Christianity is on the verge of EXTINCTION in its birthplace the Middle East and Christians are living in fear, warns Foreign Secretary Jeremy Hunt who says Britain ‘can and must do more’
- An average of 250 Christians were killed worldwide every month through 2018
- Review will map persecution of Christians and propose ‘ambitious UK response’
- Follows criticism of government for not doing more to help around the world
Foreign Secretary Jeremy Hunt has ordered a review into the plight of persecutd Christians around the world and how much help they get from Britain, saying ‘we can and must do more’.
The independent global review will look at the UK’s efforts to help some of the 215 million Christians worldwide the Foreign Office says faced discrimination and violence last year.
It follows what officials said was a ‘dramatic rise in violence’ against followers of the religion, with an average of 250 killed each month.
Foreign Secretary (front row, centre left with blue tie) met with the Archbishop of Canterbury Justin Welby (front row, centre right) and Christian leaders including Archbishop Angaelos of the Coptic Orthodox Church of Britain (front row left) and survivors of Christian persecution at the Foreign and Commonwealth Office on December 20
The review will be led by the Bishop of Truro, the Rt Reverend Philip Mounstephen, and report back around Easter.
The review should ‘consider some tough questions and offer ambitious policy recommendations’ that would allow the UK to offer the same backing to Christians as it does to groups like the Kurdish Yezidis who faced extermination by Islamic State, the FCO said.
Mr Hunt said: ‘Britain has long championed international religious freedom and the Prime Minister underlined our global leadership on this issue when she appointed my excellent colleague Lord Ahmad as her Special Envoy on Freedom of Religion or belief.
‘So often the persecution of Christians is a telling early warning sign of the persecution of every minority.
‘Today I have asked the Bishop of Truro to look at how the British Government can better respond to the plight of persecuted Christians around the world.
‘We can and must do more.’
Foreign Secretary Jeremy Hunt (left), The Archbishop of Canterbury Justin Welby (right) with Archbishop Angaelos of the Coptic Orthodox Church of Britain (centre) at the meeting
The intervention comes after a large-scale outcry over the treatment of Asia Bini, a Christian woman who faced threats to her life after being acquitted of blasphemy in Pakistan.
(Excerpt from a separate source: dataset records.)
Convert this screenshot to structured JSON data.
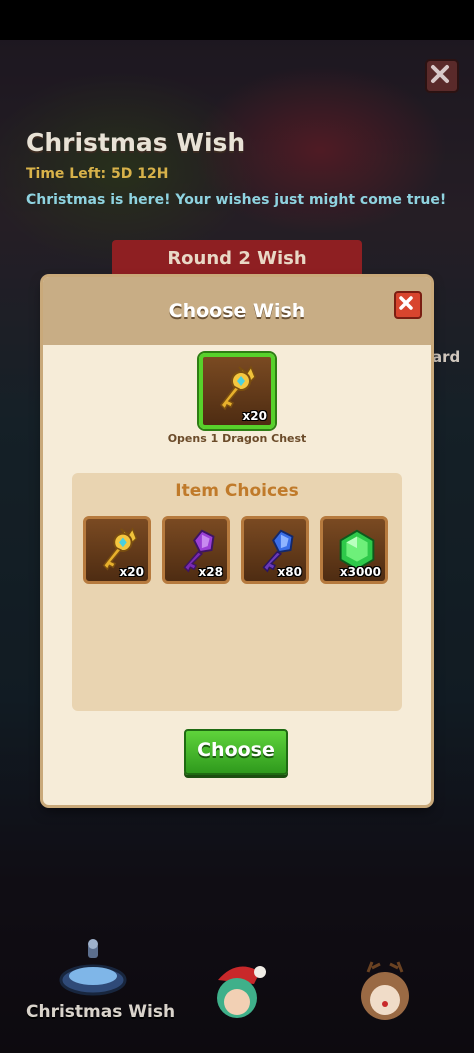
{
  "event": {
    "title": "Christmas Wish",
    "time_left": "Time Left: 5D 12H",
    "description": "Christmas is here! Your wishes just might come true!",
    "round_banner": "Round 2 Wish",
    "partial_label": "ard"
  },
  "modal": {
    "title": "Choose Wish",
    "selected": {
      "icon": "gold-key-icon",
      "quantity": "x20",
      "caption": "Opens 1 Dragon Chest"
    },
    "choices_title": "Item Choices",
    "choices": [
      {
        "icon": "gold-key-icon",
        "quantity": "x20"
      },
      {
        "icon": "purple-key-icon",
        "quantity": "x28"
      },
      {
        "icon": "blue-key-icon",
        "quantity": "x80"
      },
      {
        "icon": "green-gem-icon",
        "quantity": "x3000"
      }
    ],
    "choose_label": "Choose"
  },
  "bottom_nav": {
    "active_label": "Christmas Wish"
  },
  "colors": {
    "accent_green": "#57d12b",
    "banner_red": "#8e1f22",
    "panel_tan": "#e9d4b1"
  }
}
Ms Bibi was held for eight years under a death sentence for supposed blasphemy after she drank from the same well as Muslim colleagues.
Her conviction was reversed by Pakistan’s supreme court earlier this year.
Large crowds took to the streets to protest against the court’s decision and the Government was accused of not doing enough to help her.
The review will have three aims:
– Mapping the persecution of Christians in ‘key countries’ in the Middle East, Africa and Asia.
– Provide an ‘objective analysis’ of the level of UK governmental support on offer, and
– Provide recommendations for a ‘cohesive and comprehensive policy response’.
Bishop Philip said that the plight of persecuted Christians is ‘an issue close to my heart’.
He said: ‘Part of the Christmas story tells how Jesus was himself the victim of persecution so it seems particularly timely to launch this review at this season.
‘I’ll be taking an objective look at how the British Government can better respond to the pressing plight of persecuted Christians around the world.’